In fact, dabbling with some of the pharmaceutical industry's finest
psychoactive compounds constitutes the fastest growing type of drug
abuse in the United States, outpacing marijuana abuse by a factor of
two. One of my patients, Mary, illustrates this trend all too well. A
voracious reader and a talented musician in her high school
orchestra, Mary at 16 is also a "garbage head," meaning that she will
ingest anything she thinks will give her a high.

Last December, she was taken to the hospital for an overdose of
hallucinogenic mushrooms, alcohol, and ketamine, a chemical cousin of
angel dust that doctors sometimes use to anesthetize patients and
that, more commonly, veterinarians use to sedate large animals.

Lately, she has been playing with one of the strongest opiates and
potentially addictive painkillers ever created, Oxycontin. She downs
a few with a single shot of vodka and calls the combination "the
sorority girl's diet cocktail," because it simultaneously allows for
a stronger kick of inebriation and far fewer calories than mere alcohol alone.

The most recent Monitoring the Future report, the continuing study of
teenage drug use conducted by the University of Michigan and the
National Institutes of Drug Abuse since 1975, found that 5.5 percent
of all high school seniors abused Oxycontin, up from 4 percent in
2002. Oxycontin abuse has increased 26 percent since 2002 among 8th,
9th and 12th graders.

A listing of Food and Drug Administration-approved uses for Oxycontin
shows that it is specifically for patients in moderate to severe
round-the-clock pain like that in advanced stages of cancer.

So where does this physically robust teenager obtain her pills? Weeks
earlier, she had a tonsillectomy, a minor though uncomfortable
procedure by any standards. The surgeon wrote a prescription for 80
tablets. Mary spent the next week in a narcotized and medically
sanctioned bliss, until her mother confiscated the last 20 tablets.

At medical conferences, I hear colleagues fault parents who abuse and
obtain these controlled substances but leave them easily accessible
in their unlocked medicine chests where teenagers can help
themselves. Other experts fault the Internet, where almost anyone can
obtain controlled prescription drugs from offshore pharmacies with a
few clicks on a home computer.

The favorite scapegoat is deceptive: addicted patients who, the
argument goes, "doctor shop" and manipulate the physicians into
prescribing the medications, alter the prescriptions themselves or
buy them from drug dealers at exorbitant prices.

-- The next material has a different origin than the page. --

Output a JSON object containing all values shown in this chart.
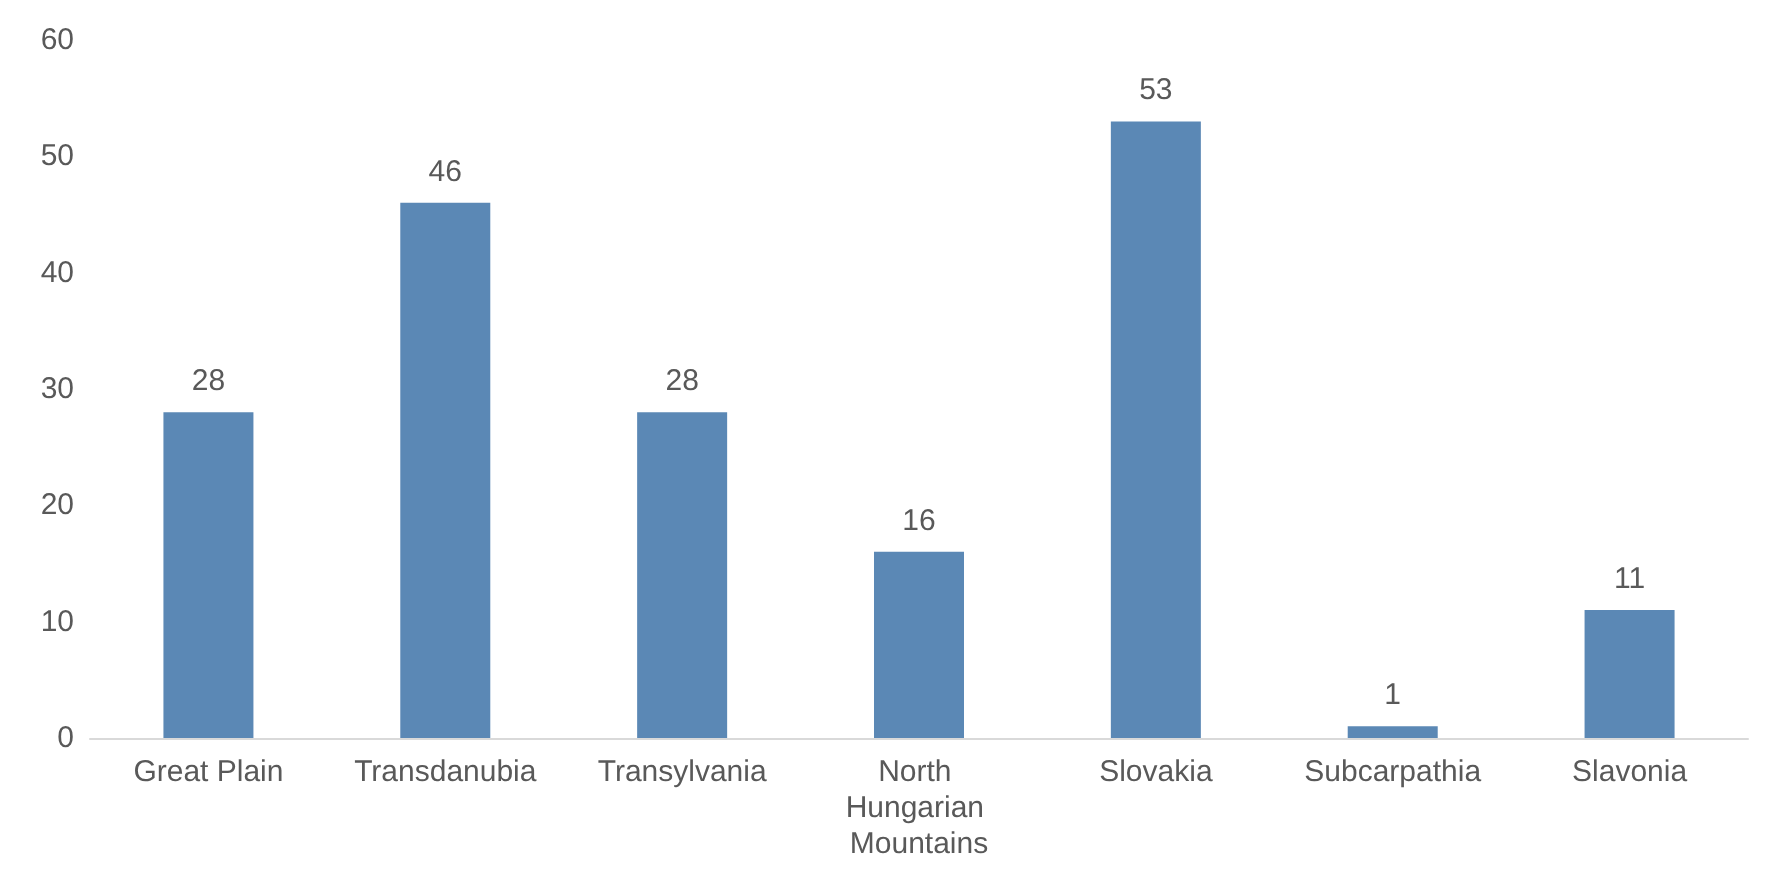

None of these targets come close to the real root of the problem.
Many doctors are too quick to write prescriptions for these powerful drugs.

The National Center for Addiction and Substance Abuse recently
reported that 43.3 percent of all American doctors did not even ask
patients about prescription drug abuse when taking histories; 33
percent did not regularly call or obtain records from a patient's
previous doctor or from other physicians before writing such
prescriptions; 47.1 percent said their patients pressured them into
prescribing these drugs; and only 39.1 percent had had any training
in recognizing prescription drug abuse and addiction.

Yet from 1992 to 2002, prescriptions written for controlled
substances increased more than 150 percent, three times the increase
in prescriptions for all other drugs.

The morning after hearing about Mary's Oxycontin holiday, I called
her surgeon and asked him whether he had read her medical chart
detailing an extensive history of substance abuse. "Why did you
prescribe this narcotic bazooka when a BB gun of a painkiller such as
acetaminophen might have done the trick?" I asked.

Sheepishly, the surgeon replied, "Well, I guess I wasn't thinking."

No one in pain - physical or psychic - should suffer. But the fact
remains that we doctors still do the bulk of prescribing of the
substances. The search for root causes of the epidemic with
controlled substance abuse has to include doctors as active
participants. A big part of the solution depends on reserving
prescriptions for those who need, rather than desire, them.